What, do you think, will be the effect of adding a convolutional layer to your model (see below)? Will this model have more or fewer parameters? Try it out. Create a model that has an additional Conv2d layer with 32 filters after the last MaxPooling2D layer. Train it for 20 epochs and plot the results.

inputs = keras.Input(shape=train_images.shape[1:]) x = keras.layers.MaxPooling2D((2, 2))(x) x = keras.layers.Conv2D(32, (3, 3), activation=’relu’)(inputs) x = keras.layers.Conv2D(32, (3, 3), activation=’relu’)(x) x = keras.layers.MaxPooling2D((2, 2))(x) # Add your extra layer here x = keras.layers.Flatten()(x) x = keras.layers.Dense(32, activation=’relu’)(x) outputs = keras.layers.Dense(10)(x)

Model: "cifar_model"
 Layer (type)                 Output Shape              Param #
 input_4 (InputLayer)         [(None, 32, 32, 3)]       0
 conv2d_6 (Conv2D)            (None, 30, 30, 32)        896
 max_pooling2d_4 (MaxPooling2 (None, 15, 15, 32)        0
 conv2d_7 (Conv2D)            (None, 13, 13, 32)        9248
 max_pooling2d_5 (MaxPooling2 (None, 6, 6, 32)          0
 conv2d_8 (Conv2D)            (None, 4, 4, 32)          9248
 flatten_3 (Flatten)          (None, 512)               0
 dense_6 (Dense)              (None, 32)                16416
 dense_7 (Dense)              (None, 10)                330
 Total params: 36,138
 Trainable params: 36,138
 Non-trainable params: 0

The number of parameters has decreased by adding this layer.

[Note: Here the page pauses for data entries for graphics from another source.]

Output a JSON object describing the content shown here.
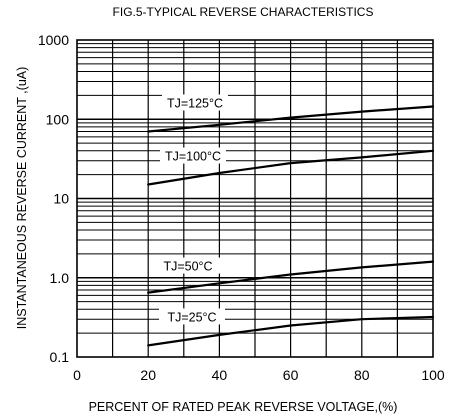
{
  "chart_data": {
    "type": "line",
    "title": "FIG.5-TYPICAL REVERSE CHARACTERISTICS",
    "xlabel": "PERCENT OF RATED PEAK REVERSE VOLTAGE,(%)",
    "ylabel": "INSTANTANEOUS REVERSE CURRENT ,(uA)",
    "xlim": [
      0,
      100
    ],
    "ylim": [
      0.1,
      1000
    ],
    "y_scale": "log",
    "grid": true,
    "x_ticks": [
      "0",
      "20",
      "40",
      "60",
      "80",
      "100"
    ],
    "y_ticks": [
      "0.1",
      "1.0",
      "10",
      "100",
      "1000"
    ],
    "series": [
      {
        "name": "TJ=125°C",
        "x": [
          20,
          40,
          60,
          80,
          100
        ],
        "y": [
          70,
          85,
          105,
          125,
          145
        ]
      },
      {
        "name": "TJ=100°C",
        "x": [
          20,
          40,
          60,
          80,
          100
        ],
        "y": [
          15,
          21,
          28,
          33,
          40
        ]
      },
      {
        "name": "TJ=50°C",
        "x": [
          20,
          40,
          60,
          80,
          100
        ],
        "y": [
          0.65,
          0.85,
          1.1,
          1.35,
          1.6
        ]
      },
      {
        "name": "TJ=25°C",
        "x": [
          20,
          40,
          60,
          80,
          100
        ],
        "y": [
          0.14,
          0.19,
          0.25,
          0.3,
          0.32
        ]
      }
    ]
  }
}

We can see that the conv layer decreases the resolution from 6x6 to 4x4, as a result, the input of the Dense layer is smaller than in the previous network.


  1. Repeat training a classification network for the image class as discussed in this lesson using the MNIST or fashionMNIST dataset:

from tensorflow.keras.datasets import mnist

(x_train, y_train), (x_test, y_test) = mnist.load_data()
assert x_train.shape == (60000, 28, 28)
assert x_test.shape == (10000, 28, 28)
assert y_train.shape == (60000,)
assert y_test.shape == (10000,)
from tensorflow.keras.datasets import fashion_mnist

(x_train, y_train), (x_test, y_test) = fashion_mnist.load_data()
assert x_train.shape == (60000, 28, 28)
assert x_test.shape == (10000, 28, 28)
assert y_train.shape == (60000,)
assert y_test.shape == (10000,)
  1. When completing the notebook on either FashionMNIST or MNIST, what do you observe:

  • how does classification accuracy behave?

  • add precision and recall to the list of metrics. How do either behave?

  • does the same model architecture we used for cifar10 overfit on FashionMNIST or MNIST?

  • is the effect of dropout layers just as severe? What happens if you increase the dropout rate?